Aux origines du principe
Le principe de séparation des pouvoirs constitue le véritable fondement du pouvoir moderne.
Lors des révolutions du 18e siècle en France et en Amérique du nord, les contestations sont en effet principalement dirigées contre l’arbitraire du pouvoir royal : on cherche alors à éviter que tous les pouvoirs soient concentrés dans les mêmes mains car la concentration du pouvoir est considérée comme l’origine de l’arbitraire.
Mais avant cela, l’Angleterre a connu une révolution qui a conduit à une transformation du mode de gouvernance. L’individu était désormais protégé de l’arbitraire par l’Habeas Corpus de 1679, et le Parlement britannique imposait au roi de partager le pouvoir avec lui.
C’est ainsi qu’en 1729, au cours d’un voyage outre-manche, Montesquieu se penche sur la question des limites à fixer pour contraindre le pouvoir. Il y constate en effet que le Roi s’appuie sur la bourgeoisie pour lutter contre l’aristocratie, seule à pouvoir le freiner. Il comprend alors qu’il est nécessaire de trouver des moyens modérés pour limiter le pouvoir afin de garantir la liberté, et ainsi mettre un terme à l’abus de pouvoir. Montesquieu livrera sa théorie au sein de L’Esprit des Lois, de 1748. Dans son ouvrage, il s’appuie sur la distinction entre trois types de pouvoir établie par Aristote : le pouvoir de faire les lois (législatif), celui de les faire appliquer (exécutif) et enfin celui de les faire respecter (judiciaire). Chacun de ces pouvoirs revient à une entité particulière ; ainsi, le juge dispose du pouvoir judiciaire, le législateur édicte les lois, et l’exécutif exécute les lois.

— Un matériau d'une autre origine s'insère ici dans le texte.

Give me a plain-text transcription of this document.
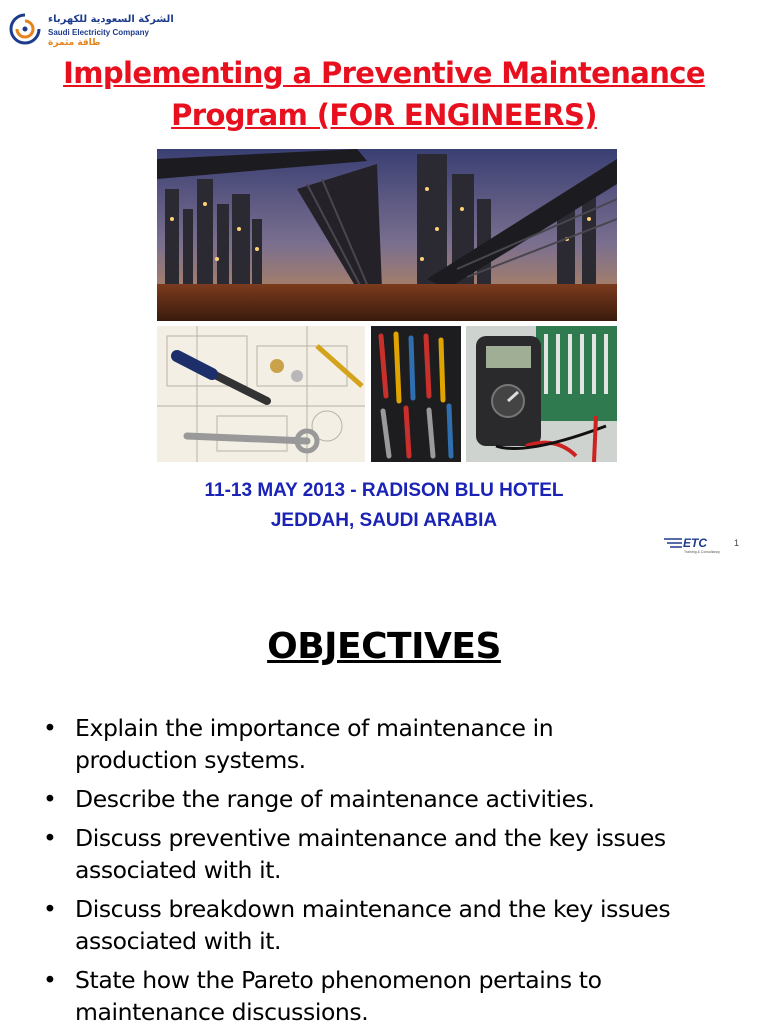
الشركة السعودية للكهرباء
Saudi Electricity Company
طاقة مثمرة
Implementing a Preventive Maintenance
Program (FOR ENGINEERS)
11-13 MAY 2013 - RADISON BLU HOTEL
JEDDAH, SAUDI ARABIA
ETC
Training & Consultancy
1
OBJECTIVES
• Explain the importance of maintenance in
production systems.
• Describe the range of maintenance activities.
• Discuss preventive maintenance and the key issues
associated with it.
• Discuss breakdown maintenance and the key issues
associated with it.
• State how the Pareto phenomenon pertains to
maintenance discussions.
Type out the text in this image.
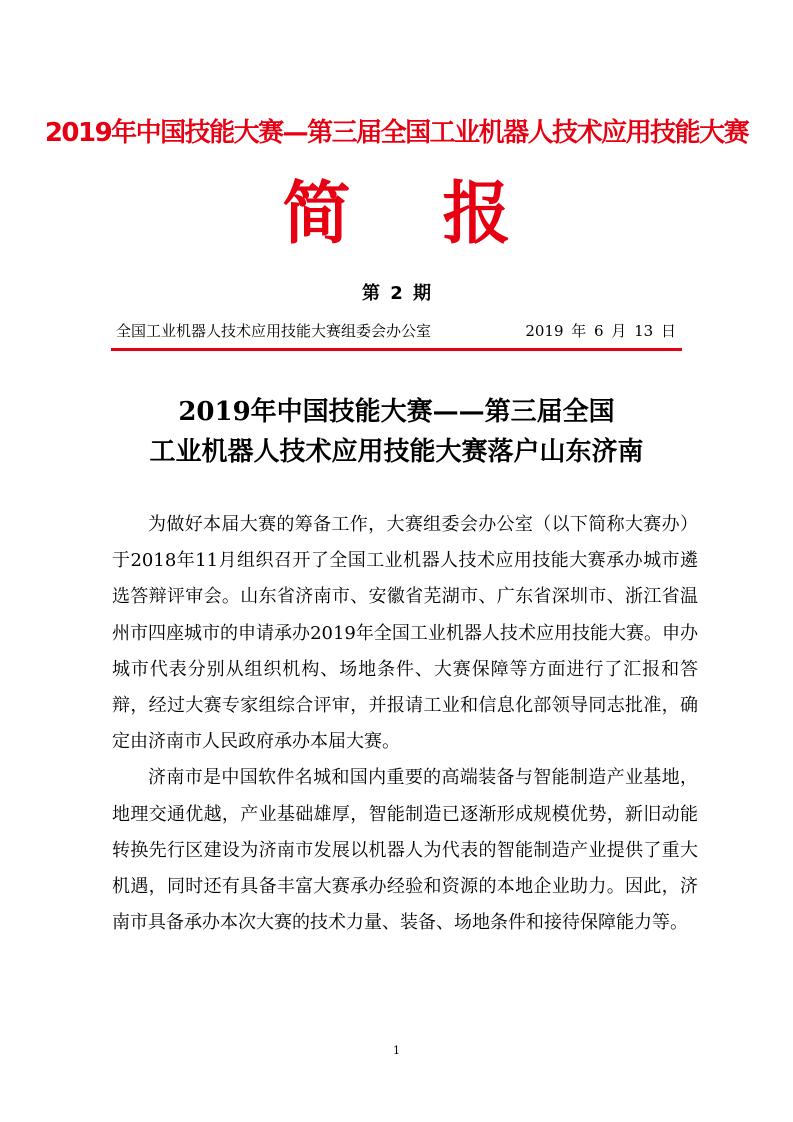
2019年中国技能大赛—第三届全国工业机器人技术应用技能大赛
简报
第 2 期
全国工业机器人技术应用技能大赛组委会办公室	2019 年 6 月 13 日
2019年中国技能大赛——第三届全国
工业机器人技术应用技能大赛落户山东济南

为做好本届大赛的筹备工作，大赛组委会办公室（以下简称大赛办）于2018年11月组织召开了全国工业机器人技术应用技能大赛承办城市遴选答辩评审会。山东省济南市、安徽省芜湖市、广东省深圳市、浙江省温州市四座城市的申请承办2019年全国工业机器人技术应用技能大赛。申办城市代表分别从组织机构、场地条件、大赛保障等方面进行了汇报和答辩，经过大赛专家组综合评审，并报请工业和信息化部领导同志批准，确定由济南市人民政府承办本届大赛。

济南市是中国软件名城和国内重要的高端装备与智能制造产业基地，地理交通优越，产业基础雄厚，智能制造已逐渐形成规模优势，新旧动能转换先行区建设为济南市发展以机器人为代表的智能制造产业提供了重大机遇，同时还有具备丰富大赛承办经验和资源的本地企业助力。因此，济南市具备承办本次大赛的技术力量、装备、场地条件和接待保障能力等。

1
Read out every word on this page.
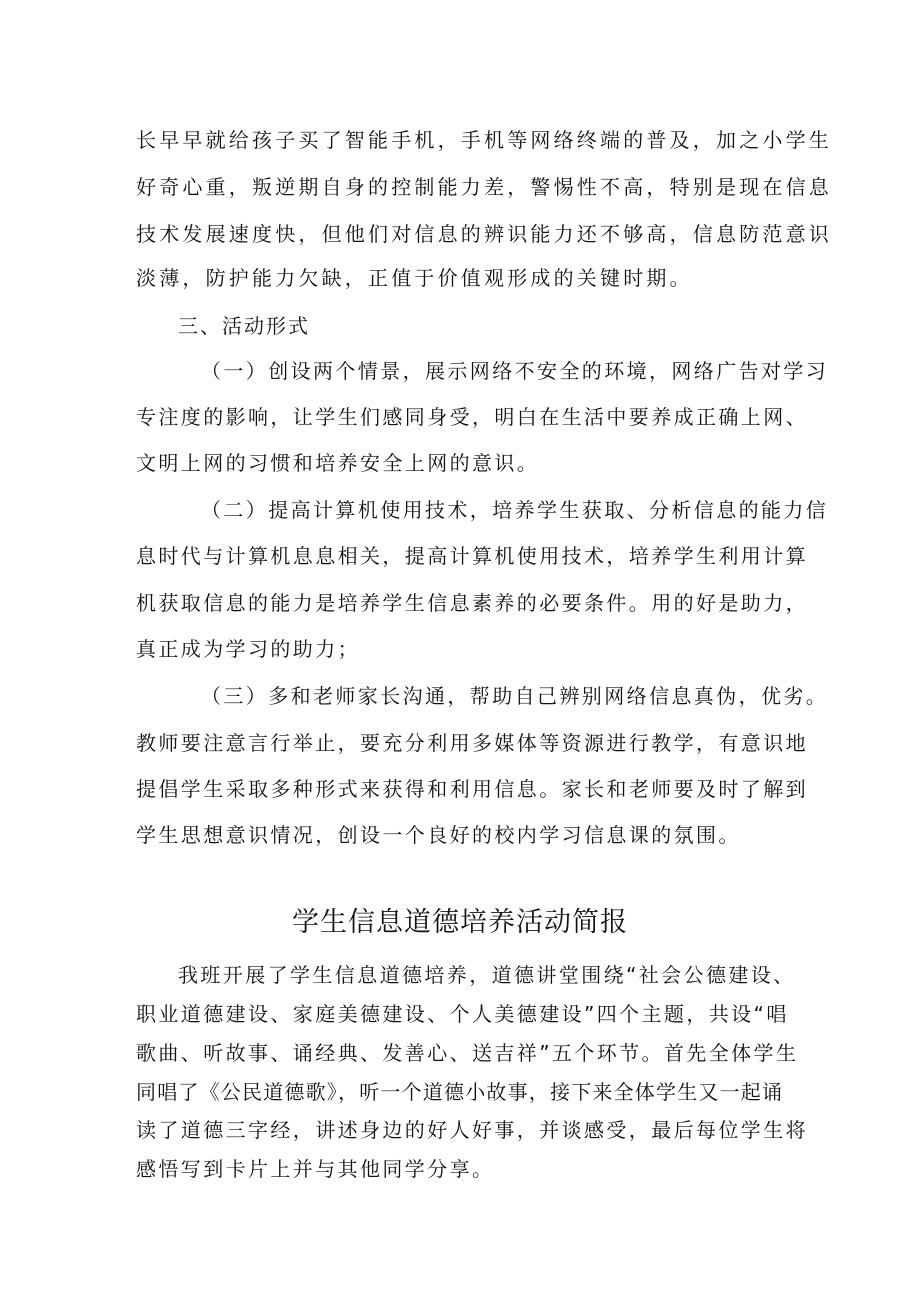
长早早就给孩子买了智能手机，手机等网络终端的普及，加之小学生
好奇心重，叛逆期自身的控制能力差，警惕性不高，特别是现在信息
技术发展速度快，但他们对信息的辨识能力还不够高，信息防范意识
淡薄，防护能力欠缺，正值于价值观形成的关键时期。
三、活动形式
（一）创设两个情景，展示网络不安全的环境，网络广告对学习
专注度的影响，让学生们感同身受，明白在生活中要养成正确上网、
文明上网的习惯和培养安全上网的意识。
（二）提高计算机使用技术，培养学生获取、分析信息的能力信
息时代与计算机息息相关，提高计算机使用技术，培养学生利用计算
机获取信息的能力是培养学生信息素养的必要条件。用的好是助力，
真正成为学习的助力；
（三）多和老师家长沟通，帮助自己辨别网络信息真伪，优劣。
教师要注意言行举止，要充分利用多媒体等资源进行教学，有意识地
提倡学生采取多种形式来获得和利用信息。家长和老师要及时了解到
学生思想意识情况，创设一个良好的校内学习信息课的氛围。
学生信息道德培养活动简报
我班开展了学生信息道德培养，道德讲堂围绕“社会公德建设、
职业道德建设、家庭美德建设、个人美德建设”四个主题，共设“唱
歌曲、听故事、诵经典、发善心、送吉祥”五个环节。首先全体学生
同唱了《公民道德歌》，听一个道德小故事，接下来全体学生又一起诵
读了道德三字经，讲述身边的好人好事，并谈感受，最后每位学生将
感悟写到卡片上并与其他同学分享。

Le principe de séparation des pouvoirs repose sur le fait que les trois fonctions ne sont pas exercées par le même organe, mais doivent néanmoins agir de concert.

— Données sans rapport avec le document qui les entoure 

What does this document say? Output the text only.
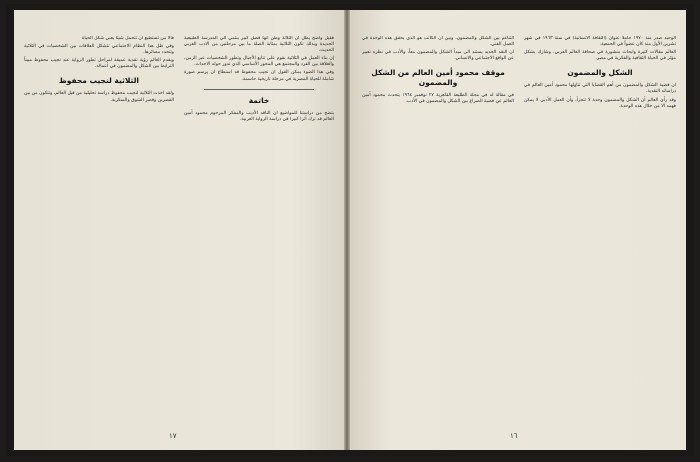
فقيل واضح يظل ان الثلاثة وطن أنها فصل كبير ينتمي الى المدرسة الطبيعية الجديدة وبذلك تكون الثلاثية بمثابة الصلة ما بين مرحلتين من الادب العربي الحديث.

إن بناء العمل في الثلاثية يقوم على تتابع الأجيال وتطور الشخصيات عبر الزمن، والعلاقة بين الفرد والمجتمع هي المحور الأساسي الذي تدور حوله الاحداث.

وفي هذا الضوء يمكن القول ان نجيب محفوظ قد استطاع ان يرسم صورة شاملة للحياة المصرية في مرحلة تاريخية حاسمة.

خاتمة

يتضح من دراستنا للمواضيع ان الناقد الأديب والمفكر المرحوم محمود أمين العالم قد ترك أثرا كبيرا في دراسة الرواية العربية.

فالاً من تستطيع ان تتحمل شيئاً يعني شكل الحياة

وفي ظل هذا النظام الاجتماعي تتشكل العلاقات بين الشخصيات في الثلاثية وتتحدد مصائرها.

ويقدم العالم رؤية نقدية عميقة لمراحل تطور الرواية عند نجيب محفوظ مبيناً الترابط بين الشكل والمضمون في أعماله.

الثلاثية لنجيب محفوظ

ولقد اخذت الثلاثية لنجيب محفوظ دراسة تحليلية من قبل العالم، وتتكون من بين القصرين وقصر الشوق والسكرية.

١٧

الوحيد صدر منذ ١٩٧٠ حاملاً عنوان (الثقافة الانسانية) في سنة ١٩٦٣ في شهر تشرين الأول منذ كان عضواً في الجمعية.

العالم مقالات كثيرة وابحاث منشورة في صحافة العالم العربي، وشارك بشكل مؤثر في الحياة الثقافية والفكرية في مصر.

الشكل والمضمون

ان قضية الشكل والمضمون من أهم القضايا التي تناولها محمود أمين العالم في دراساته النقدية.

وقد رأى العالم أن الشكل والمضمون وحدة لا تتجزأ، وأن العمل الأدبي لا يمكن فهمه الا من خلال هذه الوحدة.

التناغم بين الشكل والمضمون، وبين أن الكاتب هو الذي يحقق هذه الوحدة في العمل الفني.

ان النقد الجديد يستند الى مبدأ الشكل والمضمون معاً، والأدب في نظره تعبير عن الواقع الاجتماعي والانساني.

موقف محمود أمين العالم من الشكل والمضمون

في مقالة له في مجلة الطليعة القاهرية ٢٧ نوفمبر ١٩٦٤ يتحدث محمود أمين العالم عن قضية الصراع بين الشكل والمضمون في الأدب.

١٦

Pour Montesquieu pourtant, ces fonctions ne se valent pas : la fonction législative occupe une place prépondérante car elle ne peut se soumettre à l’exécutif, sans quoi les abus de pouvoir ne pourraient être limités. Malgré tout, le pouvoir de la fonction législative doit lui-même être divisé. Le Parlement est ainsi constitué de deux chambres. De plus, le Roi peut empêcher une loi en exerçant son droit de véto. C’est ce que l’on appelle la balance des pouvoirs (une même fonction est appliquée par différents organes).
L’application du principe
Le principe a diversement été appliqué dans les régimes occidentaux.

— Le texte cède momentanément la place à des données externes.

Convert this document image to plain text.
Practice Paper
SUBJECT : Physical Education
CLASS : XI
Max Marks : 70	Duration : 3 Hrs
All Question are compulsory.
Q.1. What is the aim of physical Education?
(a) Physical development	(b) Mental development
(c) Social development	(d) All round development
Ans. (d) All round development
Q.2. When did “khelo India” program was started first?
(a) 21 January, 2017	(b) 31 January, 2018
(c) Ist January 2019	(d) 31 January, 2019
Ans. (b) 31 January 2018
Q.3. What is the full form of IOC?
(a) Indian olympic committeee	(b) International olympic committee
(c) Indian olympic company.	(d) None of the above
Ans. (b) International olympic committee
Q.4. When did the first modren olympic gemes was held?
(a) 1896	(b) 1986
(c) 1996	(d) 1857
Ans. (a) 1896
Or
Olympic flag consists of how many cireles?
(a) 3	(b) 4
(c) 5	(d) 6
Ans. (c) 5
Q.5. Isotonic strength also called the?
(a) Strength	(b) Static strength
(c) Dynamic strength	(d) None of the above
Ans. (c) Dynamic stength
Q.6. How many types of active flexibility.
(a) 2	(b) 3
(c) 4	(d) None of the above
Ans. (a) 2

Une application stricte : l’Amérique du Nord
Ainsi par exemple, en Amérique du Nord, l’application stricte du principe résulte du combat mené contre l’arbitraire royal pour tendre vers la liberté de commerce. On imagine alors que le pouvoir serait partagé, selon les principes définis par Montesquieu, et Locke avant lui. Seront donc séparés le pouvoir de faire les lois (législatif), de les mettre en œuvre (pouvoir exécutif), de les appliquer (pouvoir judiciaire). C’est ce qu’établit la Constitution des Etats-Unis, et qui a permis au libéralisme politique de s’y épanouir.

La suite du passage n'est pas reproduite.